阮暮直接下令,"把搖光丟回水牢,讓她清醒清醒"。
沉木垂下腦袋,"是,殿下"。
三日後,晚宴。
阮糯並未出席,隻由著靈皇靈後以及折顏太子一同待客。
靈都殿,阮糯倚靠在窗前,微風吹過,青絲浮動,隔著湖麵,遠處的絲竹聲忽遠忽近,好像很是熱鬨的樣子。
珠珠和沫沫對視一眼,很默契的一人取來披風為阮糯蓋上,一人端來熱茶。
珠珠:"公主,夜深了,您......"。
阮糯略微思索,"好"。
倆人小心翼翼的伺候著她進入浴池,公主自出生便患心疾,據巫醫所說,乃是前世受那烈火焚燒後留下的症狀。
陛下和太子費儘心力才找來這溫養身體的泉水,十六年從無間斷,日日浸泡,現下倒是好上許多了。
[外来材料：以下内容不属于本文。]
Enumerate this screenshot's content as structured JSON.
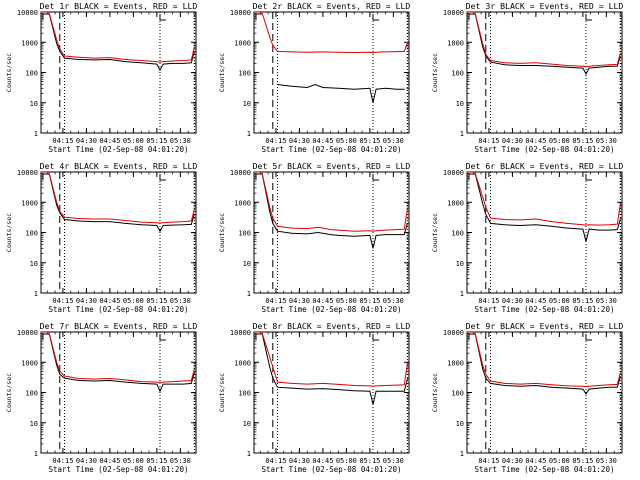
{
  "colors": {
    "events": "#000000",
    "lld": "#e00000",
    "axis": "#000000"
  },
  "ylabel": "Counts/sec",
  "xlabel": "Start Time (02-Sep-08 04:01:20)",
  "x_tick_labels": [
    "04:15",
    "04:30",
    "04:45",
    "05:00",
    "05:15",
    "05:30"
  ],
  "y_tick_labels": [
    "1",
    "10",
    "100",
    "1000",
    "10000"
  ],
  "chart_data": [
    {
      "type": "line",
      "title": "Det 1r BLACK = Events, RED = LLD",
      "xlabel": "Start Time (02-Sep-08 04:01:20)",
      "ylabel": "Counts/sec",
      "y_scale": "log",
      "ylim": [
        1,
        10000
      ],
      "xlim": [
        "04:01",
        "05:40"
      ],
      "markers": {
        "dashed": "04:13",
        "dotted": [
          "04:16",
          "05:17",
          "05:39"
        ]
      },
      "series": [
        {
          "name": "Events",
          "color": "#000000",
          "x": [
            "04:01",
            "04:06",
            "04:11",
            "04:13",
            "04:16",
            "04:25",
            "04:35",
            "04:45",
            "04:55",
            "05:05",
            "05:15",
            "05:17",
            "05:19",
            "05:25",
            "05:32",
            "05:37",
            "05:39"
          ],
          "values": [
            10000,
            10000,
            900,
            500,
            300,
            270,
            260,
            270,
            230,
            210,
            190,
            120,
            190,
            200,
            200,
            210,
            500
          ]
        },
        {
          "name": "LLD",
          "color": "#e00000",
          "x": [
            "04:01",
            "04:06",
            "04:11",
            "04:13",
            "04:16",
            "04:25",
            "04:35",
            "04:45",
            "04:55",
            "05:05",
            "05:15",
            "05:17",
            "05:19",
            "05:25",
            "05:32",
            "05:37",
            "05:39"
          ],
          "values": [
            10000,
            10000,
            1200,
            600,
            350,
            320,
            300,
            310,
            270,
            250,
            230,
            220,
            230,
            240,
            250,
            260,
            700
          ]
        }
      ]
    },
    {
      "type": "line",
      "title": "Det 2r BLACK = Events, RED = LLD",
      "xlabel": "Start Time (02-Sep-08 04:01:20)",
      "ylabel": "Counts/sec",
      "y_scale": "log",
      "ylim": [
        1,
        10000
      ],
      "xlim": [
        "04:01",
        "05:40"
      ],
      "markers": {
        "dashed": "04:13",
        "dotted": [
          "04:16",
          "05:17",
          "05:39"
        ]
      },
      "series": [
        {
          "name": "Events",
          "color": "#000000",
          "x": [
            "04:16",
            "04:25",
            "04:35",
            "04:40",
            "04:45",
            "04:55",
            "05:05",
            "05:15",
            "05:17",
            "05:19",
            "05:25",
            "05:32",
            "05:37"
          ],
          "values": [
            40,
            35,
            32,
            40,
            32,
            30,
            28,
            30,
            10,
            28,
            30,
            28,
            28
          ]
        },
        {
          "name": "LLD",
          "color": "#e00000",
          "x": [
            "04:01",
            "04:06",
            "04:11",
            "04:13",
            "04:16",
            "04:25",
            "04:35",
            "04:45",
            "04:55",
            "05:05",
            "05:15",
            "05:17",
            "05:19",
            "05:25",
            "05:32",
            "05:37",
            "05:39"
          ],
          "values": [
            10000,
            10000,
            1500,
            800,
            500,
            480,
            470,
            480,
            470,
            460,
            470,
            450,
            470,
            480,
            490,
            500,
            1000
          ]
        }
      ]
    },
    {
      "type": "line",
      "title": "Det 3r BLACK = Events, RED = LLD",
      "xlabel": "Start Time (02-Sep-08 04:01:20)",
      "ylabel": "Counts/sec",
      "y_scale": "log",
      "ylim": [
        1,
        10000
      ],
      "xlim": [
        "04:01",
        "05:40"
      ],
      "markers": {
        "dashed": "04:13",
        "dotted": [
          "04:16",
          "05:17",
          "05:39"
        ]
      },
      "series": [
        {
          "name": "Events",
          "color": "#000000",
          "x": [
            "04:01",
            "04:06",
            "04:11",
            "04:13",
            "04:16",
            "04:25",
            "04:35",
            "04:45",
            "04:55",
            "05:05",
            "05:15",
            "05:17",
            "05:19",
            "05:25",
            "05:32",
            "05:37",
            "05:39"
          ],
          "values": [
            10000,
            10000,
            700,
            350,
            220,
            180,
            170,
            170,
            160,
            150,
            140,
            90,
            140,
            150,
            160,
            160,
            350
          ]
        },
        {
          "name": "LLD",
          "color": "#e00000",
          "x": [
            "04:01",
            "04:06",
            "04:11",
            "04:13",
            "04:16",
            "04:25",
            "04:35",
            "04:45",
            "04:55",
            "05:05",
            "05:15",
            "05:17",
            "05:19",
            "05:25",
            "05:32",
            "05:37",
            "05:39"
          ],
          "values": [
            10000,
            10000,
            900,
            400,
            250,
            210,
            200,
            210,
            190,
            170,
            160,
            155,
            160,
            170,
            180,
            185,
            450
          ]
        }
      ]
    },
    {
      "type": "line",
      "title": "Det 4r BLACK = Events, RED = LLD",
      "xlabel": "Start Time (02-Sep-08 04:01:20)",
      "ylabel": "Counts/sec",
      "y_scale": "log",
      "ylim": [
        1,
        10000
      ],
      "xlim": [
        "04:01",
        "05:40"
      ],
      "markers": {
        "dashed": "04:13",
        "dotted": [
          "04:16",
          "05:17",
          "05:39"
        ]
      },
      "series": [
        {
          "name": "Events",
          "color": "#000000",
          "x": [
            "04:01",
            "04:06",
            "04:11",
            "04:13",
            "04:16",
            "04:25",
            "04:35",
            "04:45",
            "04:55",
            "05:05",
            "05:15",
            "05:17",
            "05:19",
            "05:25",
            "05:32",
            "05:37",
            "05:39"
          ],
          "values": [
            10000,
            10000,
            800,
            450,
            270,
            240,
            230,
            230,
            200,
            180,
            170,
            110,
            170,
            175,
            180,
            185,
            400
          ]
        },
        {
          "name": "LLD",
          "color": "#e00000",
          "x": [
            "04:01",
            "04:06",
            "04:11",
            "04:13",
            "04:16",
            "04:25",
            "04:35",
            "04:45",
            "04:55",
            "05:05",
            "05:15",
            "05:17",
            "05:19",
            "05:25",
            "05:32",
            "05:37",
            "05:39"
          ],
          "values": [
            10000,
            10000,
            1000,
            500,
            320,
            290,
            280,
            280,
            250,
            220,
            210,
            205,
            210,
            220,
            230,
            240,
            600
          ]
        }
      ]
    },
    {
      "type": "line",
      "title": "Det 5r BLACK = Events, RED = LLD",
      "xlabel": "Start Time (02-Sep-08 04:01:20)",
      "ylabel": "Counts/sec",
      "y_scale": "log",
      "ylim": [
        1,
        10000
      ],
      "xlim": [
        "04:01",
        "05:40"
      ],
      "markers": {
        "dashed": "04:13",
        "dotted": [
          "04:16",
          "05:17",
          "05:39"
        ]
      },
      "series": [
        {
          "name": "Events",
          "color": "#000000",
          "x": [
            "04:01",
            "04:06",
            "04:11",
            "04:13",
            "04:16",
            "04:25",
            "04:35",
            "04:42",
            "04:50",
            "04:55",
            "05:05",
            "05:15",
            "05:17",
            "05:19",
            "05:25",
            "05:32",
            "05:37",
            "05:39"
          ],
          "values": [
            10000,
            10000,
            500,
            200,
            110,
            95,
            90,
            100,
            85,
            80,
            75,
            80,
            30,
            80,
            85,
            85,
            85,
            200
          ]
        },
        {
          "name": "LLD",
          "color": "#e00000",
          "x": [
            "04:01",
            "04:06",
            "04:11",
            "04:13",
            "04:16",
            "04:25",
            "04:35",
            "04:42",
            "04:50",
            "04:55",
            "05:05",
            "05:15",
            "05:17",
            "05:19",
            "05:25",
            "05:32",
            "05:37",
            "05:39"
          ],
          "values": [
            10000,
            10000,
            700,
            300,
            160,
            140,
            135,
            150,
            125,
            120,
            110,
            115,
            110,
            115,
            120,
            125,
            130,
            600
          ]
        }
      ]
    },
    {
      "type": "line",
      "title": "Det 6r BLACK = Events, RED = LLD",
      "xlabel": "Start Time (02-Sep-08 04:01:20)",
      "ylabel": "Counts/sec",
      "y_scale": "log",
      "ylim": [
        1,
        10000
      ],
      "xlim": [
        "04:01",
        "05:40"
      ],
      "markers": {
        "dashed": "04:13",
        "dotted": [
          "04:16",
          "05:17",
          "05:39"
        ]
      },
      "series": [
        {
          "name": "Events",
          "color": "#000000",
          "x": [
            "04:01",
            "04:06",
            "04:11",
            "04:13",
            "04:16",
            "04:25",
            "04:35",
            "04:45",
            "04:55",
            "05:05",
            "05:15",
            "05:17",
            "05:19",
            "05:25",
            "05:32",
            "05:37",
            "05:39"
          ],
          "values": [
            10000,
            10000,
            900,
            400,
            200,
            180,
            170,
            180,
            160,
            140,
            130,
            50,
            130,
            120,
            120,
            125,
            280
          ]
        },
        {
          "name": "LLD",
          "color": "#e00000",
          "x": [
            "04:01",
            "04:06",
            "04:11",
            "04:13",
            "04:16",
            "04:25",
            "04:35",
            "04:45",
            "04:55",
            "05:05",
            "05:15",
            "05:17",
            "05:19",
            "05:25",
            "05:32",
            "05:37",
            "05:39"
          ],
          "values": [
            10000,
            10000,
            1500,
            700,
            300,
            270,
            260,
            280,
            230,
            200,
            180,
            175,
            180,
            175,
            180,
            190,
            900
          ]
        }
      ]
    },
    {
      "type": "line",
      "title": "Det 7r BLACK = Events, RED = LLD",
      "xlabel": "Start Time (02-Sep-08 04:01:20)",
      "ylabel": "Counts/sec",
      "y_scale": "log",
      "ylim": [
        1,
        10000
      ],
      "xlim": [
        "04:01",
        "05:40"
      ],
      "markers": {
        "dashed": "04:13",
        "dotted": [
          "04:16",
          "05:17",
          "05:39"
        ]
      },
      "series": [
        {
          "name": "Events",
          "color": "#000000",
          "x": [
            "04:01",
            "04:06",
            "04:11",
            "04:13",
            "04:16",
            "04:25",
            "04:35",
            "04:45",
            "04:55",
            "05:05",
            "05:15",
            "05:17",
            "05:19",
            "05:25",
            "05:32",
            "05:37",
            "05:39"
          ],
          "values": [
            10000,
            10000,
            800,
            400,
            300,
            250,
            240,
            250,
            220,
            200,
            190,
            110,
            190,
            190,
            190,
            200,
            450
          ]
        },
        {
          "name": "LLD",
          "color": "#e00000",
          "x": [
            "04:01",
            "04:06",
            "04:11",
            "04:13",
            "04:16",
            "04:25",
            "04:35",
            "04:45",
            "04:55",
            "05:05",
            "05:15",
            "05:17",
            "05:19",
            "05:25",
            "05:32",
            "05:37",
            "05:39"
          ],
          "values": [
            10000,
            10000,
            1000,
            500,
            350,
            290,
            280,
            290,
            260,
            230,
            220,
            215,
            220,
            230,
            240,
            250,
            600
          ]
        }
      ]
    },
    {
      "type": "line",
      "title": "Det 8r BLACK = Events, RED = LLD",
      "xlabel": "Start Time (02-Sep-08 04:01:20)",
      "ylabel": "Counts/sec",
      "y_scale": "log",
      "ylim": [
        1,
        10000
      ],
      "xlim": [
        "04:01",
        "05:40"
      ],
      "markers": {
        "dashed": "04:13",
        "dotted": [
          "04:16",
          "05:17",
          "05:39"
        ]
      },
      "series": [
        {
          "name": "Events",
          "color": "#000000",
          "x": [
            "04:01",
            "04:06",
            "04:11",
            "04:13",
            "04:16",
            "04:25",
            "04:35",
            "04:45",
            "04:55",
            "05:05",
            "05:15",
            "05:17",
            "05:19",
            "05:25",
            "05:32",
            "05:37",
            "05:39"
          ],
          "values": [
            10000,
            10000,
            700,
            300,
            150,
            140,
            130,
            135,
            125,
            115,
            110,
            40,
            110,
            110,
            110,
            110,
            280
          ]
        },
        {
          "name": "LLD",
          "color": "#e00000",
          "x": [
            "04:01",
            "04:06",
            "04:11",
            "04:13",
            "04:16",
            "04:25",
            "04:35",
            "04:45",
            "04:55",
            "05:05",
            "05:15",
            "05:17",
            "05:19",
            "05:25",
            "05:32",
            "05:37",
            "05:39"
          ],
          "values": [
            10000,
            10000,
            1500,
            700,
            220,
            200,
            190,
            200,
            185,
            170,
            165,
            160,
            165,
            170,
            175,
            180,
            900
          ]
        }
      ]
    },
    {
      "type": "line",
      "title": "Det 9r BLACK = Events, RED = LLD",
      "xlabel": "Start Time (02-Sep-08 04:01:20)",
      "ylabel": "Counts/sec",
      "y_scale": "log",
      "ylim": [
        1,
        10000
      ],
      "xlim": [
        "04:01",
        "05:40"
      ],
      "markers": {
        "dashed": "04:13",
        "dotted": [
          "04:16",
          "05:17",
          "05:39"
        ]
      },
      "series": [
        {
          "name": "Events",
          "color": "#000000",
          "x": [
            "04:01",
            "04:06",
            "04:11",
            "04:13",
            "04:16",
            "04:25",
            "04:35",
            "04:45",
            "04:55",
            "05:05",
            "05:15",
            "05:17",
            "05:19",
            "05:25",
            "05:32",
            "05:37",
            "05:39"
          ],
          "values": [
            10000,
            10000,
            600,
            300,
            200,
            170,
            160,
            170,
            150,
            140,
            130,
            90,
            130,
            140,
            150,
            150,
            340
          ]
        },
        {
          "name": "LLD",
          "color": "#e00000",
          "x": [
            "04:01",
            "04:06",
            "04:11",
            "04:13",
            "04:16",
            "04:25",
            "04:35",
            "04:45",
            "04:55",
            "05:05",
            "05:15",
            "05:17",
            "05:19",
            "05:25",
            "05:32",
            "05:37",
            "05:39"
          ],
          "values": [
            10000,
            10000,
            800,
            400,
            240,
            200,
            190,
            200,
            180,
            165,
            160,
            155,
            160,
            170,
            180,
            185,
            460
          ]
        }
      ]
    }
  ]
}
阮糯軟著身體靠在池壁上,落下的幾縷發絲貼著側顏,幾滴水珠在額間劃落。
一眼看去,那般嬌弱,讓人止不住的心軟。
突然有水珠濺入眼中,阮糯眨了下,想著宴會的事情,便問道,"珠珠,你可知今日宴會都有誰?"。
珠珠一邊為阮糯仔細擦拭,一邊回道,"據說此次宴會前所未有,其它三個國家的太子都來了"。
阮糯柔著音疑惑道:"三個?"。
皇後姨母隻是告訴她那位祁國的太子來了。
珠珠組織了一下語言,"是的公主,說是那位冠絕天下的祁國太子司墨竹,格外喜歡釣魚的那位北辰太子東華,還有一位啟西太子墨淵,都來了"。
阮糯垂下眼睫,不再多問,左右與她無甚乾係。
沫沫她們也識趣的不再多話。
另一邊。
宴席並未安排在殿內,酷暑夏夜,星河聚頂,荷廷湖邊,倒是彆有一番風味,要說場上的人卻並不多,除卻來客,餘下的都是個頂個的靈國門麵官員。
靈皇時不時的便會朝著下首第一排的位置看上幾眼,眼瞅著宴會都過半了,這位還是不肯鬆口,他是滿頭的虛汗。
趕緊給他那個不成器的兒子使眼色:臭小子,你倒是上啊。
折顏直接無奈的歎口氣,出口的話卻是,"幾位太子似乎對此番歌舞不甚喜歡,可需換上一批?"。
司墨竹沒說話,墨淵也沒說話,倒是那位東華,嘴巴那叫一個毒,"確實辣眼睛,據說貴國舞姬名動天下,這般倒是有些誇大了"。
折顏:謔,一來就一捧火藥桶。
"既是北辰太子不喜,便換上吧"。
很快,新的一批上來了,在這亂世中,最不缺的就是美人,滅一座城,收一堆人,高貴的,低賤的,五花八門,左右都淪落了風塵。
好點的,像現在這般的,被選入皇家,若是被哪位看上了,便是一飛衝天的時機,當然,也有那麼一兩個例外,奔著的是其它目的。
要說在場的幾個,有一個算一個的,那手上多多少少都是有上幾個國命在手的,最乾淨的,估計還得屬虎頭虎腦的靈國,其它的,一個比一個血腥,尤其那位號稱啟西戰神的墨淵太子,那破一個國家跟玩似的。
說難聽點,就現在跳舞的,指不定有幾個都是他造成的呢。
不過這新一批的是真不錯,中間那個領舞的,連折顏都頓了一下,倒真是絕色,當然了,較上他家糯糯,還是差上點的。
少綰玩弄著手中的劍,配上樂聲,倒是一舉一動都抓眼球得緊。
可惜了,遇到的是一幫鋼筋混泥土直男,倒是沒見誰為之著迷的,隻一直觀察的折顏倒是注意到了一點。